Во-первых, трагедия пользовалась сюжетами, уже получившими обработку в гомеровских и киклических поэмах, сочинение которых нередко приписывалось тому же Гомеру. Во-вторых, Аристотель не только указывал на способность Гомера к созданию «драматических изображений», но и обратил внимание на присущую его поэмам концентрацию действия вокруг единого сюжетного стержня, более свойственную сравнительно коротким драматическим произведениям, чем обширным эпическим полотнам, присоединяющим друг к другу отдельные эпизоды («Поэтика», 8, 1451а). В-третьих, примерно одну треть всего объема «Илиады» и «Одиссеи» составляют речи, которыми обмениваются герои, и такую диалогическую структуру соблазнительно считать прямой предшественницей трагедии, немыслимой без монологов и диалогов. Наконец, если верить позднему свидетельству, Эсхил сам называл свои трагедии «крохами с пиршественного стола Гомера» (Афиней, VIII, 347 с),— не достаточно ли всего этого, чтобы считать аттических трагиков непосредственными преемниками великого ионийского рапсода и видеть в эпитете «гомеризирутощий» (и притом в превосходной степени — homerikotatos) высшую оценку их творческих достижений?

В действительности дело обстоит совсем не так просто.

Конечно, имеются известные элементы сходства между трагедией и эпосом в использовании мифологических сюжетов, не говоря уже о лексических средствах, восходящих к общему для обоих жанров поэтичскому языку. В то же время мир эпоса и его герои существуют по своим особым законам, обусловленным спецификой героического сказания и во многом отличным от тех закономерностей, которые видят в мире афинские драматурги и Эсхил в первую очередь. Поэтому в краткой характеристике мировоззренческих особенностей гомеровского эпоса и действующих в нем принципов изображения человека мы остановимся, главным образом, на том, что отличает эпос от трагедии.

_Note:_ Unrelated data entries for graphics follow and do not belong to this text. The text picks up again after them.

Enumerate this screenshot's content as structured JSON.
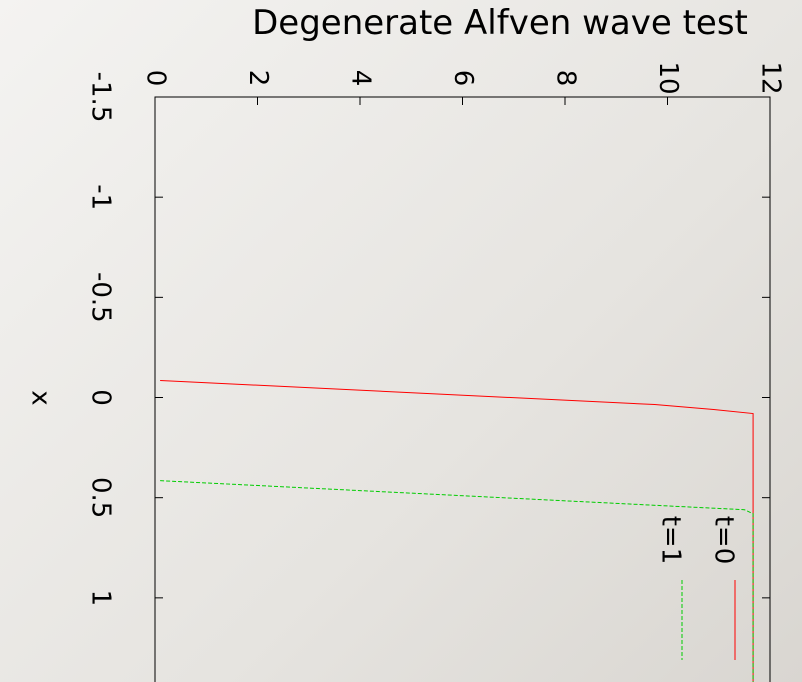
{
  "chart_data": {
    "type": "line",
    "title": "Degenerate Alfven wave test",
    "x_label": "x",
    "xlim": [
      -1.5,
      1.42
    ],
    "xticks": [
      -1.5,
      -1,
      -0.5,
      0,
      0.5,
      1
    ],
    "ylim": [
      0,
      12
    ],
    "yticks": [
      0,
      2,
      4,
      6,
      8,
      10,
      12
    ],
    "series": [
      {
        "name": "t=0",
        "color": "#ff0000",
        "x": [
          -0.085,
          0.035,
          0.06,
          0.08,
          1.42
        ],
        "values": [
          0.1,
          9.75,
          10.9,
          11.67,
          11.67
        ]
      },
      {
        "name": "t=1",
        "color": "#00cc00",
        "x": [
          0.415,
          0.55,
          0.56,
          0.58,
          1.42
        ],
        "values": [
          0.1,
          10.7,
          11.5,
          11.67,
          11.67
        ]
      }
    ]
  }
}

Часто говорят, что воля богов и предписания судьбы заранее определяют все развитие действия и поведение персонажей в гомеровском эпосе, не оставляя места для проявления самостоятельности индивида. Такая характеристика является одновременно и правильной и неправильной.

«Илиады» объяснением вражды, возникшей между Ахиллом и Агамемноном и приведшей к многочисленным потерям среди обеих воюющих сторон, служит исполнение «Зевсовой воли». С «волей Зевса» и близкими ей по смыслу формулами («в лоне богов сокрыто», «так суждено», «такая выпала доля») читатель не раз столкнется и в дальнейшем тексте гомеровских поэм. При этом была бы безнадежной всякая попытка установить, в каком отношении находятся между собой воля богов и судьба: чаще всего Зевс и другие боги заранее знают решение судьбы и, со своей стороны, следят за его исполнением; иногда для выяснения будущего самому Зевсу приходится брать в руки весы и взвешивать на них жребии смертных (Ил. XXI, 209—212); обычно же понятия «воля богов» и «судьба» мирно уживаются друг с другом, и поэт не видит никакой необходимости в строгой дифференциации их обязанностей.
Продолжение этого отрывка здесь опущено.